Breastfeeding is Awesome

A few weeks back The Honest Company gave me the idea to write my breastfeeding testimony.  I thought that sounded like great writing fodder for sure! And now the day has finally arrived that I’ve been given the gift of quiet, alone time since I’ve somehow managed to get all the kids sleeping at the same time.


I can’t say I was excited about breastfeeding before babies came my way but I can say I was committed to making it my reality for any children of mine until at least age two.  Why age two?  Well, currently it is the recommended minimum for meeting your babies core nutrition and immunity needs.

Before Maisy was born the only breastfeeding book I needed to read was The Womanly Art of Breastfeeding.  I know that because when Maisy was born my “I just labored for three days” brain had one instinct and one instinct only, to lay my naked baby vertically on my bare chest at breast level and let her hunt for the milk.  My baby and getting her to breastmilk was my one and only thought.  The tornado of busy nurses, doctors, and others that attended to my needs existed entirely outside the bubble of complete calm that enveloped me and my baby.  I had thoughts for nothing else.  I was amazed as I watched her wiggle her way over to sustenance and helped her along as she did so.  That was it, she latched on and got to work.

My let down was and is forceful and my supply overflowing so my main problems were helping my baby keep up with the flow, solve her problem of regular projectile vomiting, and avoiding blebs and engorgement.  My flow was so strong that my breasts stung every time I had a let down and that sting was followed by a coughing baby.
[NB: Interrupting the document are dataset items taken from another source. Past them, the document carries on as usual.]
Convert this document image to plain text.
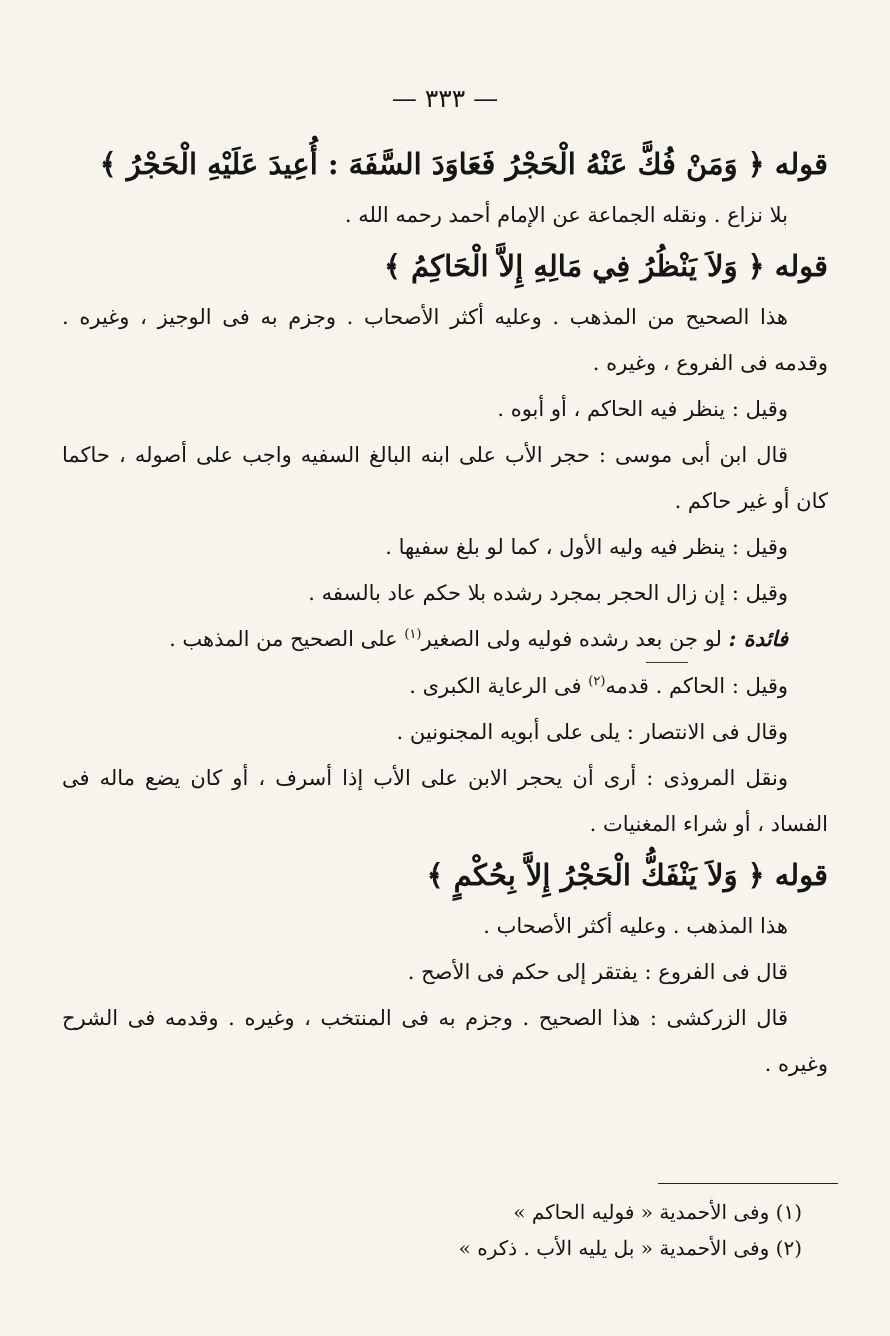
— ٣٣٣ —
قوله ﴿ وَمَنْ فُكَّ عَنْهُ الْحَجْرُ فَعَاوَدَ السَّفَهَ : أُعِيدَ عَلَيْهِ الْحَجْرُ ﴾

بلا نزاع . ونقله الجماعة عن الإمام أحمد رحمه الله .

قوله ﴿ وَلاَ يَنْظُرُ فِي مَالِهِ إِلاَّ الْحَاكِمُ ﴾

هذا الصحيح من المذهب . وعليه أكثر الأصحاب . وجزم به فى الوجيز ، وغيره . وقدمه فى الفروع ، وغيره .

وقيل : ينظر فيه الحاكم ، أو أبوه .

قال ابن أبى موسى : حجر الأب على ابنه البالغ السفيه واجب على أصوله ، حاكما كان أو غير حاكم .

وقيل : ينظر فيه وليه الأول ، كما لو بلغ سفيها .

وقيل : إن زال الحجر بمجرد رشده بلا حكم عاد بالسفه .

فائدة : لو جن بعد رشده فوليه ولى الصغير$^{(١)}$ على الصحيح من المذهب .

وقيل : الحاكم . قدمه$^{(٢)}$ فى الرعاية الكبرى .

وقال فى الانتصار : يلى على أبويه المجنونين .

ونقل المروذى : أرى أن يحجر الابن على الأب إذا أسرف ، أو كان يضع ماله فى الفساد ، أو شراء المغنيات .

قوله ﴿ وَلاَ يَنْفَكُّ الْحَجْرُ إِلاَّ بِحُكْمٍ ﴾

هذا المذهب . وعليه أكثر الأصحاب .

قال فى الفروع : يفتقر إلى حكم فى الأصح .

قال الزركشى : هذا الصحيح . وجزم به فى المنتخب ، وغيره . وقدمه فى الشرح وغيره .

(١) وفى الأحمدية « فوليه الحاكم »
(٢) وفى الأحمدية « بل يليه الأب . ذكره »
After weeks of trying to get my flow to regulate by only nursing one side each session I gave into the pain and began a months long routine of pumping my breasts into comfortable slackness every morning and evening… resulting in 10+ ounces of milk each time.

There are several things about being a mama to my baby number two, my pretty Penny, that not only leave me feeling like I actually know what I’m doing but that also leave me loving this babyhood stage of life we are in.  I can now say I love babies.

With my baby Maisy I could tell you I loved my daughter, but not that I loved babies.  I certainly did live in the moment and enjoyed my squishy, smiley baby but I also couldn’t help but look forward to life with more sleep, less nursing, and the ability to do more than care for the sleep, eat, and poop needs of an infant.  Little did I know that life with a baby could allow such things too!  Penny is my dream baby: she sleeps nearly all night (even as a newborn), she nurses even better than Maisy (which I didn’t think was possible), and, instead of crying all day long, she uses her vocal chords for the sweetest baby chatter you ever did hear.

Before Penny was born I turned my brain off to learning anything breastfeeding.  Why would I when the first time around came so naturally?  I simply repeated what I did with Maisy.  I delivered Penny into my own hands at my own house, sat back and watched my birth team get the cord untangled from around her neck, and held her face down as she fought for breath.  Through all that emotional and physical chaos I would periodically offer the breast to Penny but each time it became obvious her breathing wasn’t ready to help her achieve success despite her loud longing to suckle.  After what felt like an eternity later I offered my breast yet again but this time she could breath and suck at the same time.  She had a perfect latch.  In that moment I was pleased to experience, for the first time, what moms feels when they say they “love breastfeeding.”  Maisy had a great latch, but from day one it tickled.  That makes for an oddly sexually stimulating, and therefore awkward breastfeeding experience.  Penny’s latch does not tickle, it does not hurt, it is wonderful.

Today I breastfeed my almost 2.5 year old and my 2 month old.  Sometimes we even tandem nurse.  Maisy’s latch still tickles awkwardly, Penny’s still feels awesome.  This time around it is a nearly perfect experience.  Whenever I’m feeling engorged I summon my toddler to empty me out until I am at least comfortable.  Penny doesn’t struggle to keep up with the flow because I am not so perpetually overflowing with milk due to my toddler helping with the upkeep throughout the day.  We have struggled with a few moments of projectile vomit but finally puzzled it out to two causes:  too much foremilk and too much milk in general.  Problem is now being avoided by nursing strictly on one breast through the duration of each wakeful period and by cutting her off when she starts to get uncomfortable and squirmy (her signs that she’s overfilling herself).  So far I’ve been lucky to avoid common ailments like blebs, cracked and/or bleeding nipples, and mastitis all of which I can thank my better regulated supply and great latch.

The key to successful and painless breast feeding lies in three factors: wide mouth latch, tongue mobility, and milk flow.  Problems may still arise but by consulting your local La Leche League you can trouble shoot everything from mastitis, to blebs, to bloody nipples without having to give up breastfeeding.  Every breast can do it, it’s just a matter of working with what you’ve been given.